Pour résumer, il me semble qu'il y a lieu dans le cadre professionnel de construire et de garantir à un niveau institutionnel - registre du symbolique - des processus d'évaluation qui autorisent en toute sécurité l'échange de nos présupposés idéologiques et fantasmatiques - registre de l'imaginaire - à partir desquels se pensent les éléments de danger repérés - registre du réel .
Les répercussions de l'imaginaire sur la perception du danger chez les travailleurs sociaux nous amènent à soutenir l'idée qu'un processus d'évaluation est difficilement concevable sans l'élaboration rigoureuse d'une procédure d'évaluation.

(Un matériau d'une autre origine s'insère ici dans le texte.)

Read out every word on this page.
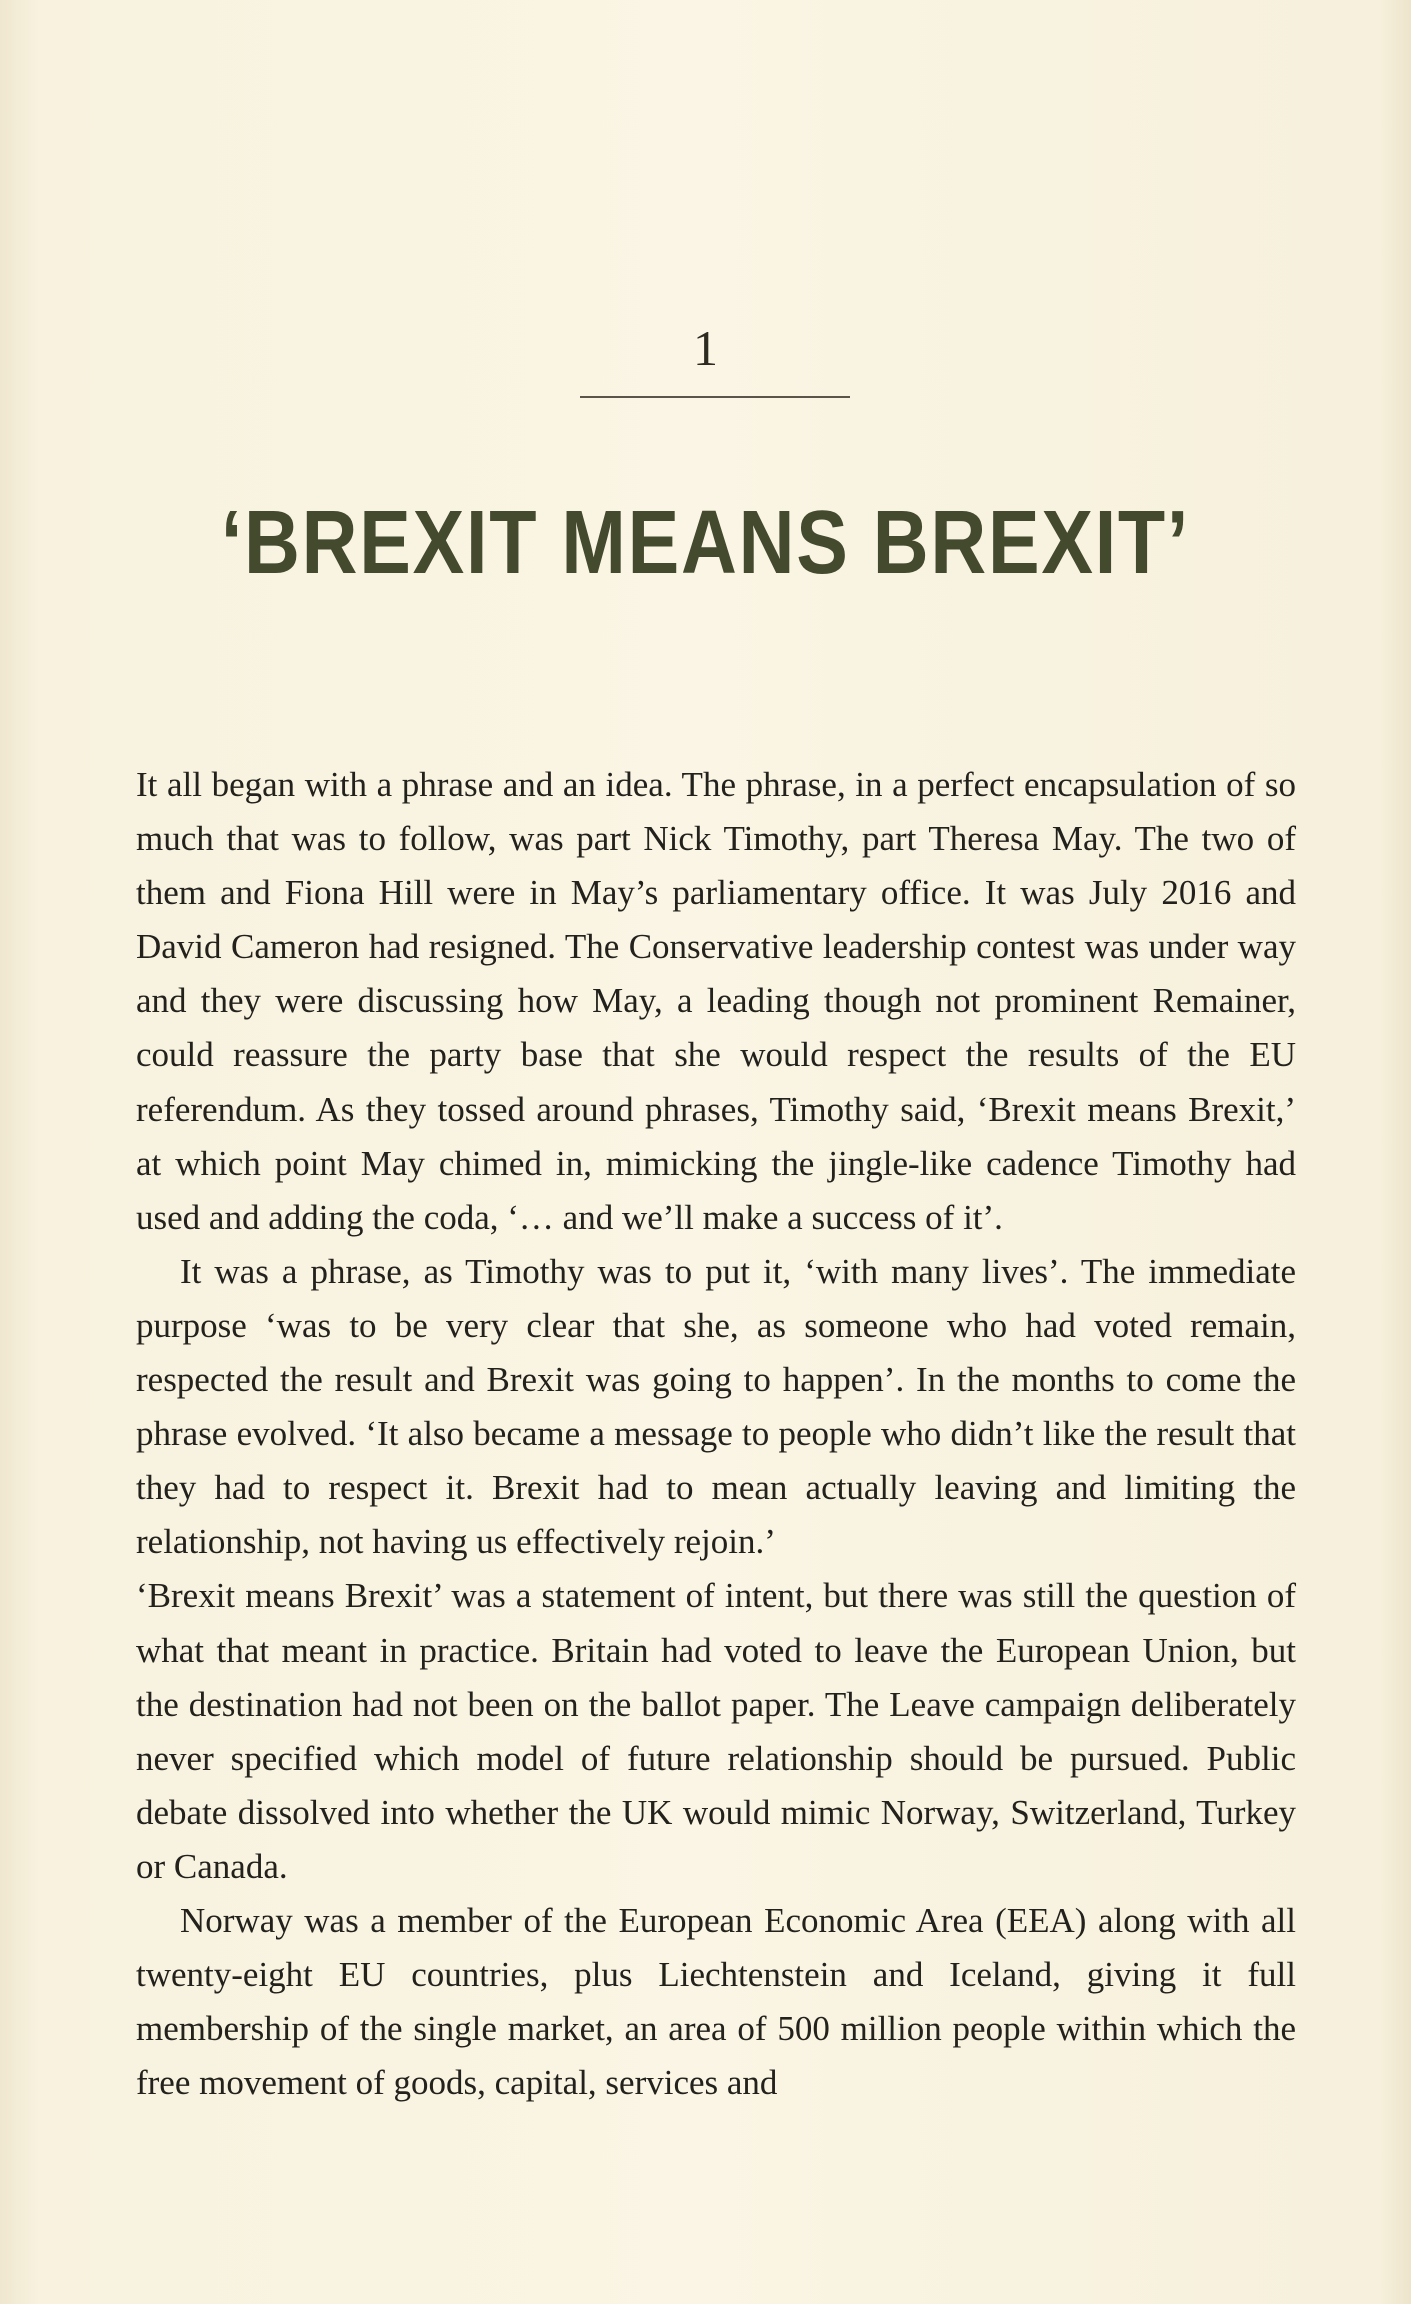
1
‘BREXIT MEANS BREXIT’

It all began with a phrase and an idea. The phrase, in a perfect encapsulation of so much that was to follow, was part Nick Timothy, part Theresa May. The two of them and Fiona Hill were in May’s parliamentary office. It was July 2016 and David Cameron had resigned. The Conservative leadership contest was under way and they were discussing how May, a leading though not prominent Remainer, could reassure the party base that she would respect the results of the EU referendum. As they tossed around phrases, Timothy said, ‘Brexit means Brexit,’ at which point May chimed in, mimicking the jingle-like cadence Timothy had used and adding the coda, ‘… and we’ll make a success of it’.

It was a phrase, as Timothy was to put it, ‘with many lives’. The immediate purpose ‘was to be very clear that she, as someone who had voted remain, respected the result and Brexit was going to happen’. In the months to come the phrase evolved. ‘It also became a message to people who didn’t like the result that they had to respect it. Brexit had to mean actually leaving and limiting the relationship, not having us effectively rejoin.’

‘Brexit means Brexit’ was a statement of intent, but there was still the question of what that meant in practice. Britain had voted to leave the European Union, but the destination had not been on the ballot paper. The Leave campaign deliberately never specified which model of future relationship should be pursued. Public debate dissolved into whether the UK would mimic Norway, Switzerland, Turkey or Canada.

Norway was a member of the European Economic Area (EEA) along with all twenty-eight EU countries, plus Liechtenstein and Iceland, giving it full membership of the single market, an area of 500 million people within which the free movement of goods, capital, services and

Cette procédure, dont il appartient aux équipes de dessiner les contours en fonction des particularismes de chaque institution, n'a pas pour objectif de préserver l'évaluation de sa dimension imaginaire ni même de l'atténuer mais d'offrir des rails à la subjectivité, un squelette à la pensée afin que le sujet évaluant donne la pleine mesure de ses qualités évaluatives. La procédure, institutionnalisation de l'acte professionnel, doit permettre de combiner les multiples subjectivités, de faire rejaillir la richesse des points de vue, l'expérience de chacun.

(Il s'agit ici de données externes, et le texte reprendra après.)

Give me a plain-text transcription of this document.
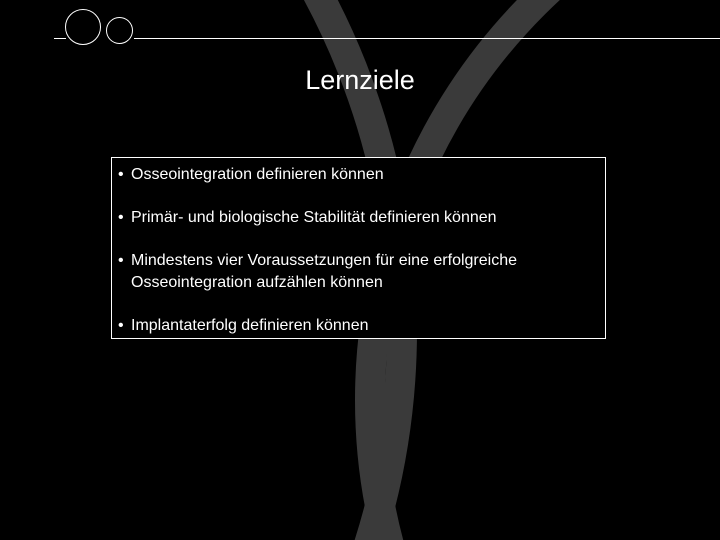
Lernziele
• Osseointegration definieren können
• Primär- und biologische Stabilität definieren können
• Mindestens vier Voraussetzungen für eine erfolgreiche Osseointegration aufzählen können
• Implantaterfolg definieren können
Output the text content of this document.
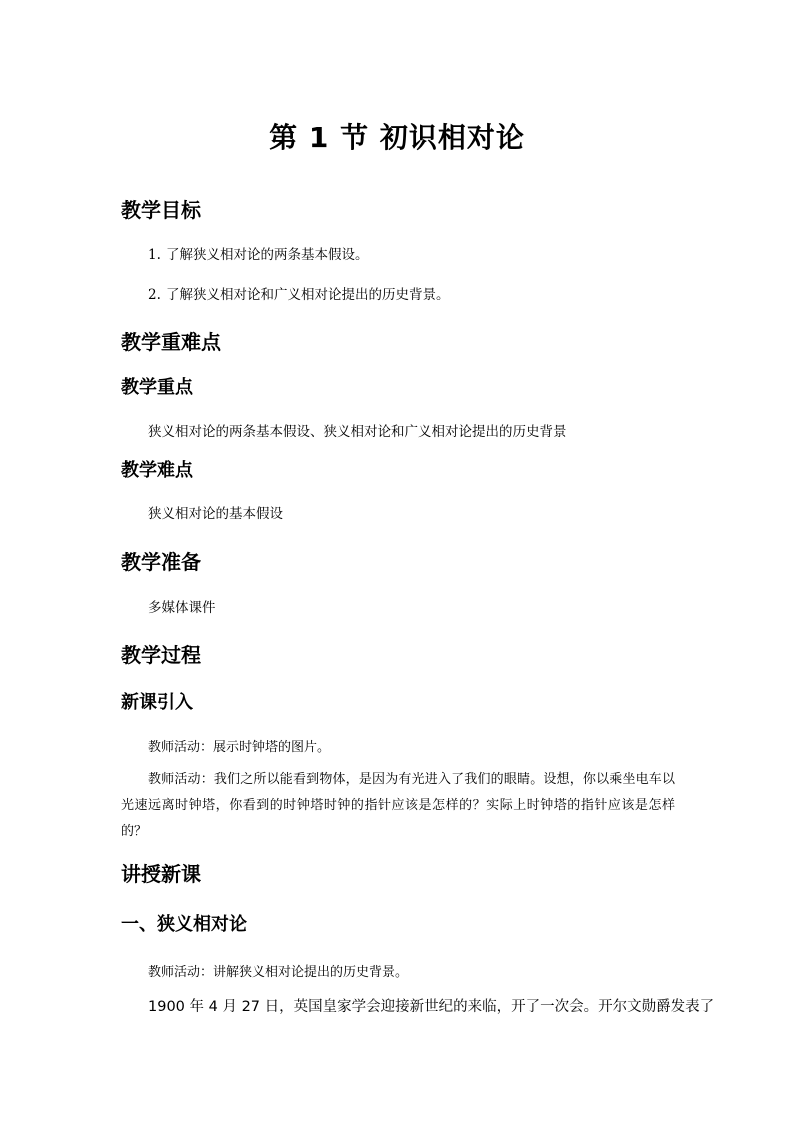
第 1 节 初识相对论
教学目标
1. 了解狭义相对论的两条基本假设。
2. 了解狭义相对论和广义相对论提出的历史背景。
教学重难点
教学重点
狭义相对论的两条基本假设、狭义相对论和广义相对论提出的历史背景
教学难点
狭义相对论的基本假设
教学准备
多媒体课件
教学过程
新课引入
教师活动：展示时钟塔的图片。
教师活动：我们之所以能看到物体，是因为有光进入了我们的眼睛。设想，你以乘坐电车以光速远离时钟塔，你看到的时钟塔时钟的指针应该是怎样的？实际上时钟塔的指针应该是怎样的？
讲授新课
一、狭义相对论
教师活动：讲解狭义相对论提出的历史背景。
1900 年 4 月 27 日，英国皇家学会迎接新世纪的来临，开了一次会。开尔文勋爵发表了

Depuis plusieurs années, le travail social subit l'influence croissante de l'économie de marché. Avec elle, c'est tout un mode de pensée qui irradie le secteur. Tout doit être visible, chiffrable, quantifiable... En matière d'évaluation, les grilles se multiplient et l'analyse binaire s'annonce. UN comportement observé implique UNE réponse socio-éducative préétablie. A cette forme de taylorisation, de comportementalisme chronique, les travailleurs sociaux opposent le respect des singularités, le savoir-être, les bienfaits de l'engagement subjectif, l'imprévisibilité de la relation humaine. Tout cela est juste et j'y souscris sans réserve. L'opacité du sujet fait d'ailleurs qu'il persistera toujours dans le travail d'évaluation une part d'“inévaluable”, d'indicible, d'“insu”. Toutefois, ne nous leurrons pas. Si nous voulons préserver ces spécificités qui depuis des décennies fondent la pertinence de notre action, si nous souhaitons garantir au sujet et à sa complexité la place qui leur revient, nous devons continuer à construire des protocoles d'évaluation (4) souples, matériellement identifiables et compréhensibles de l'extérieur. En d'autres termes, il s'agit de rendre lisibles les savoir-faire et les connaissances qui orientent nos décisions et notre action. Et paradoxalement, ce n'est qu'à ce prix que le travail social en général et la protection de l'enfance en particulier résisteront à l'illusion scientiste d'une pratique automate sans risque ni erreur. »
Xavier Bouchereau Educateur spécialisé :1, rue Honoraty - 44640 Le Pellerin Tél.02 28 09 75 51 E-mail :
(1) L'institution imaginaire de la société, Cornelius Castoriadis - Seuil, 1975 - Rééd. Points Seuil, 1999.
(2) « Qualité de ce qui rend objet d'étude », selon Karl Popper.
(3) La connaissance objective, Karl Popper - Flammarion, 1998.
(4) Contrairement à ce que semble affirmer Maurice Berger, les évaluations des travailleurs sociaux se réfèrent à des savoirs théoriques. Cependant, ces savoirs sont individuellement intégrés et demeurent probablement insuffisamment apparents au niveau institutionnel.